Los partidos políticos reunidos en la mesa de Barcelona (Secretaría de Gobernación) hicieron su tarea. Los acuerdos son una base firme para, sobre ellos, edificar la reproducción abierta y legítima del poder. Manosear dichos acuerdos traería consecuencias difíciles de prever y sólo retardaría unas semanas los trabajos sin que se pudiera, al fin y al cabo, alterar la dirección y exigencia de los cambios esperados. La inclusión del PAN es requerida para los consensos, no puede ser el ancla que entorpezca o reinicie el proceso. Las actitudes partidistas se aclaran y definen así. Se tiene a un PRD que empuja el remozamiento general, confiado en que las nuevas reglas, si son parejas, le harán mejorar su desempeño y meterse en serio a la pelea. El PRI no puede intentar darle, otra vez, una ``mano de gato'' a la negociación para aparentar un espíritu aperturista, que sin embargo deja los callejones y las armas a su alcance para ``asegurar'' un triunfo que implique o requiera la forma ``legalona'' de operar. El PRI del 96, y la XVII Asamblea, debe confiar en sus capacidades y la sólida base de simpatías (un 25 por ciento en el peor de los casos) que lo hace el primer aspirante al tomar la salida. Y el PAN puede decidirse a no ser ya una comparsa de las reformas inconclusas. Entender que no tiene asegurado el voto inconforme, tampoco está amarrado a su mano el ascenso inevitable si permanecen las actuales circunstancias (revisar lo sucedido en lo que va del 96) y dejarse de tácticas dilatorias e indefiniciones conceptuales (centro) para encontrarse con un electorado que requiere de sus propuestas y compromisos.

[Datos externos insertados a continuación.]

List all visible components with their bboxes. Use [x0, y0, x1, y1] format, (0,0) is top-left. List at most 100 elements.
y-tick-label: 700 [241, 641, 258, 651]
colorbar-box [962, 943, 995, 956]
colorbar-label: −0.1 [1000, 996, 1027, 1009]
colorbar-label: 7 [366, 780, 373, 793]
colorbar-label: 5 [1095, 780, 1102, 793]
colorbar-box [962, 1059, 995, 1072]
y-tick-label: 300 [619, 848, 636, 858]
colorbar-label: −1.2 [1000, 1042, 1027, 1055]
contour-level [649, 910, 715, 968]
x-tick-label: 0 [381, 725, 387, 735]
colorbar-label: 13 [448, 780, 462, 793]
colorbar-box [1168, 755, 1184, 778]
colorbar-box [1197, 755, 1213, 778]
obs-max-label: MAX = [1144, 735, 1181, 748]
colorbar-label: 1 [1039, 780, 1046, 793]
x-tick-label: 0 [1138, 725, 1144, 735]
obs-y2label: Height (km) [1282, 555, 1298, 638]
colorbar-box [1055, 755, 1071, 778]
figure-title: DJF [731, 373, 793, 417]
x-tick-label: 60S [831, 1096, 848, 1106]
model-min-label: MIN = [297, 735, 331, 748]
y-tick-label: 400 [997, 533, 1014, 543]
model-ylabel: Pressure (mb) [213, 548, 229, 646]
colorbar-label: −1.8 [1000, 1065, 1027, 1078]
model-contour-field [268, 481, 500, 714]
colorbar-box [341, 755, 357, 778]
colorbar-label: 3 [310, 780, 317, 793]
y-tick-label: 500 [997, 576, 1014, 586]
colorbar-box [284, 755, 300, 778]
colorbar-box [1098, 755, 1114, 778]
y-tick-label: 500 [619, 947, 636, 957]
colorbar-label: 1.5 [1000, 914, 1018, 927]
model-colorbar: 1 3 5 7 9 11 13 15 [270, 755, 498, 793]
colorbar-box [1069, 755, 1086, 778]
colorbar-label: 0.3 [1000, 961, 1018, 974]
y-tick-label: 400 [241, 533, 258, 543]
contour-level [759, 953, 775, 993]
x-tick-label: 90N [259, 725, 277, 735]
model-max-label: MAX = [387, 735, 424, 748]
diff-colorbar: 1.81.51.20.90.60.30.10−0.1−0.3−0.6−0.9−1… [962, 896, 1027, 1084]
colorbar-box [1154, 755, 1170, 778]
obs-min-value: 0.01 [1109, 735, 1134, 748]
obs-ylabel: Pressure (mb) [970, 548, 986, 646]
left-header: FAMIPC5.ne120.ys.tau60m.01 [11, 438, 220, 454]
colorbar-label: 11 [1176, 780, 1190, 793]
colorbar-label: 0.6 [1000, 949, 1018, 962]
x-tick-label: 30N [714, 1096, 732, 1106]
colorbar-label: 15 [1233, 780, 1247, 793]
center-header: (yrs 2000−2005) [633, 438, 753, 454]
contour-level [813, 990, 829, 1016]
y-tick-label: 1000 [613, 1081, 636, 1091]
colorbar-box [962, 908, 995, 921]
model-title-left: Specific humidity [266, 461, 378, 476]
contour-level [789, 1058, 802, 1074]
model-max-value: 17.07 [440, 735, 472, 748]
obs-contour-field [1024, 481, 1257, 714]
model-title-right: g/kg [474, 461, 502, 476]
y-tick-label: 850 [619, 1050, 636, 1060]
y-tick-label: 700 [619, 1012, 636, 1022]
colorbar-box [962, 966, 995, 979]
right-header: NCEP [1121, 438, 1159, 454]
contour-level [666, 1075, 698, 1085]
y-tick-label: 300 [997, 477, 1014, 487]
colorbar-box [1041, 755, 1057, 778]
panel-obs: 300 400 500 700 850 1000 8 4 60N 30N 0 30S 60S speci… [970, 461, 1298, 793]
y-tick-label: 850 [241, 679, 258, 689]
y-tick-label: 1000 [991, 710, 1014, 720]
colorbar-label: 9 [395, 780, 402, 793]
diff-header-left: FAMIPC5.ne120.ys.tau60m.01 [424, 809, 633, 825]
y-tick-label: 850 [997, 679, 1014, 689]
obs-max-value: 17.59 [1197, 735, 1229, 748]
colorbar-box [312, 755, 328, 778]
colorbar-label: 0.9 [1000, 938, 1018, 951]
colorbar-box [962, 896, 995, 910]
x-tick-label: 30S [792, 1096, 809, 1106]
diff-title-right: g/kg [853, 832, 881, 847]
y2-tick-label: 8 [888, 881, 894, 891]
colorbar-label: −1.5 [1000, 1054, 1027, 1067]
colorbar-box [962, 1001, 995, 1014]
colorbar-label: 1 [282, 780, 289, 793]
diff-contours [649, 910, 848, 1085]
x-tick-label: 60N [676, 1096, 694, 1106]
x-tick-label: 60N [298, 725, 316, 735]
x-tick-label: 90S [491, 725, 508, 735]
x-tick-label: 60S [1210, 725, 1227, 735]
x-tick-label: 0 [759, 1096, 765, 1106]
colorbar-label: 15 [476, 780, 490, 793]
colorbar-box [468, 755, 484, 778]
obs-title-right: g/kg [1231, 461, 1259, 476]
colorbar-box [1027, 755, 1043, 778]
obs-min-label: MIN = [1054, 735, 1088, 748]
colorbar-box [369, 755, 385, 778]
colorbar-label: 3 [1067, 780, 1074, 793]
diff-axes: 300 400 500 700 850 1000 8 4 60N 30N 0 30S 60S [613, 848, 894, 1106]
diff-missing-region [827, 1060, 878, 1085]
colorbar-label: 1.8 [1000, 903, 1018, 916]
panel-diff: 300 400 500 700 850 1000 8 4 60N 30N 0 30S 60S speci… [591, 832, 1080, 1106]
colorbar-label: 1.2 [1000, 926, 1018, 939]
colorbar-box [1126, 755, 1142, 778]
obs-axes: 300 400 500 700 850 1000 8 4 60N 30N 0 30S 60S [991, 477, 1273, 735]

Mientras la economía se dirija o no a una pronta recuperación, como anuncia a cada paso el presidente Zedillo, o sufra todavía las recaídas y tardanzas que muchísimos signos vitales le auguran, se acompasará con un producto político como la reforma entrevista, y su efecto inmediato habrá de influir en el áspero y denso ámbito público que la crisis (que es del sistema imperante) generó. Le dará al ambiente descrito los asideros adicionales, le removerá obstáculos pero concitará las confusiones de una no usual, ni experimentada, forma de funcionar. Aquella que se anda buscando sin haberla encontrado, pero para la que ya se pagaron varios y carísimos boletos de entrada.